JOHN HINDERAKER: The Times Goes Gaga Over Guns. “The Times pretends to be concerned about violence, specifically homicide. Weirdly, however, the editorial fails even to mention the fact that the homicide rate in the U.S. has been steadily falling for some years, to the point where it is at a historic low, only around half what it was in the early 1990s–you remember, the golden age of the Clinton administration.”
Plus: “You can find a lot more sanity at just about any gun range than you can in the New York Times editorial board room.” Yes.
UPDATE: Jonah Goldberg on the NYT:
Similarly, while very, very, very few people outside the Times’ offices — and media nerds like me — could care less about what is essentially a P.R. gimmick, the Times thinks this is a Very Big Deal. For the staid grey lady this amounts to shouting “Unleash the Kraken!” It shows you how desperate and frustrated the editors — and liberals generally — are with the fact that this country doesn’t agree with them on guns.

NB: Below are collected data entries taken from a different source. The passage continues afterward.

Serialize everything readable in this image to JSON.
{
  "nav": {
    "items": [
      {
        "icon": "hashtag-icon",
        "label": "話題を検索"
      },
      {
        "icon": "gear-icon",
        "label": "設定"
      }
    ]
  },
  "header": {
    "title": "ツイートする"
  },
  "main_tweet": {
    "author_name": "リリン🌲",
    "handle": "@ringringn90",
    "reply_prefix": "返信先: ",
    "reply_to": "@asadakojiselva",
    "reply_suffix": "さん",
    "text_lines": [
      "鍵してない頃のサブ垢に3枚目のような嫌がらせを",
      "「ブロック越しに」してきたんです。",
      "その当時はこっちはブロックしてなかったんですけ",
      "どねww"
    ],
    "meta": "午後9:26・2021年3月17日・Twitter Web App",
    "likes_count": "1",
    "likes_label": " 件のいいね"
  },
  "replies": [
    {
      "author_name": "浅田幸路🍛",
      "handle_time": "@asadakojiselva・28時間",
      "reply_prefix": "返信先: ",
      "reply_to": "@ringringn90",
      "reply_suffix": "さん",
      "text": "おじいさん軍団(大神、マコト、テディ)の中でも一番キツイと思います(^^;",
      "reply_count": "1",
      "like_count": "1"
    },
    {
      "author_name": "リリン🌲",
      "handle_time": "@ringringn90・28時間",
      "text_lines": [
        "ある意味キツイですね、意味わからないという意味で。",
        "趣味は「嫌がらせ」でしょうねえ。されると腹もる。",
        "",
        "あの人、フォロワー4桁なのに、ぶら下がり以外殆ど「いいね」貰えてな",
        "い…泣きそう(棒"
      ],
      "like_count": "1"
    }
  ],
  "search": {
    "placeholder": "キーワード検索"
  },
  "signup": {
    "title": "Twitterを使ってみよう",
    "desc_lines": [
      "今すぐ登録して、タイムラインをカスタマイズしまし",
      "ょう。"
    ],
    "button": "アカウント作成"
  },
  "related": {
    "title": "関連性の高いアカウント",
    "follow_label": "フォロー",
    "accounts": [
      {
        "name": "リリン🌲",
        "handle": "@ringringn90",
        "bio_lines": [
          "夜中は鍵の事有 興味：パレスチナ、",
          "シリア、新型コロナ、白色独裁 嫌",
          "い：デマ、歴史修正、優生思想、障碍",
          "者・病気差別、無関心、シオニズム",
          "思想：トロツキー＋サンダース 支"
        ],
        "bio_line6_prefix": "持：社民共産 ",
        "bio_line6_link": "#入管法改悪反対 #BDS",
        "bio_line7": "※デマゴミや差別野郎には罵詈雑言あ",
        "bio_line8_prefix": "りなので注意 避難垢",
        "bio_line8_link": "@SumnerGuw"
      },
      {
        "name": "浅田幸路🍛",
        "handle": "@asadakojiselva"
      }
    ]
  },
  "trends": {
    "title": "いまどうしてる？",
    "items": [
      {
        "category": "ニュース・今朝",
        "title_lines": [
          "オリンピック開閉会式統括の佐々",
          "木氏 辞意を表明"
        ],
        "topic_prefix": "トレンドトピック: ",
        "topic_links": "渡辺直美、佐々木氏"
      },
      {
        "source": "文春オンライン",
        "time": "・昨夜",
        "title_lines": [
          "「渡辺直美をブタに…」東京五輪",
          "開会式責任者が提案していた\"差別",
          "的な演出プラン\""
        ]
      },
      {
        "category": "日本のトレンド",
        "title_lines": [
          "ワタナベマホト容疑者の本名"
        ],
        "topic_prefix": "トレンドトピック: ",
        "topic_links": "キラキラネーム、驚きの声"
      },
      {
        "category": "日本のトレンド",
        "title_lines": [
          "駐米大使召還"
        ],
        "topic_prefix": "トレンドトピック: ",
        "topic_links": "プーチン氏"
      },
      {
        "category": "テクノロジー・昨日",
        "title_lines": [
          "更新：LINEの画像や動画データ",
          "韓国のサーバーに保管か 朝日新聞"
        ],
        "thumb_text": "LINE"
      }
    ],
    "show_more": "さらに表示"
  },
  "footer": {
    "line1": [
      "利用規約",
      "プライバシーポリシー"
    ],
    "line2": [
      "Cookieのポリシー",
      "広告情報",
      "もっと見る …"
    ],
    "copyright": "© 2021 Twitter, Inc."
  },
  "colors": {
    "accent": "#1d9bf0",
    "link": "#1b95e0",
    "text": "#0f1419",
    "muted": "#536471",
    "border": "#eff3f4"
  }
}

It also shows that the “national conversation” most Americans want has more to do with Islamist terrorism and less to do with the alleged “gun show loophole.” This alone doesn’t make The Times’ views or their arguments illegitimate or invalid. But it does illustrate how unpersuasive they are to much of the public.
The same can be said for the disgustingly hypocritical new fad of calling Wayne LaPierre a “terrorist.” This from the same crowd who insisted Sarah Palin had blood on her hands because of some cross-hairs on a congressional district map and that Michelle Bachmann should be put in the dock for her “eliminationist rhetoric.” I have no problem with criticizing LaPierre, but the double standard is just so appalling. I mean, seriously, to Hell with these people.
What’s true for lawyers is also true for newspapers: When you’re shouting and pounding the table, it’s probably because you’re losing the argument.
Yes, but it’s also meant to get us talking about guns, instead of Obama’s failure at protecting the country from terrorism.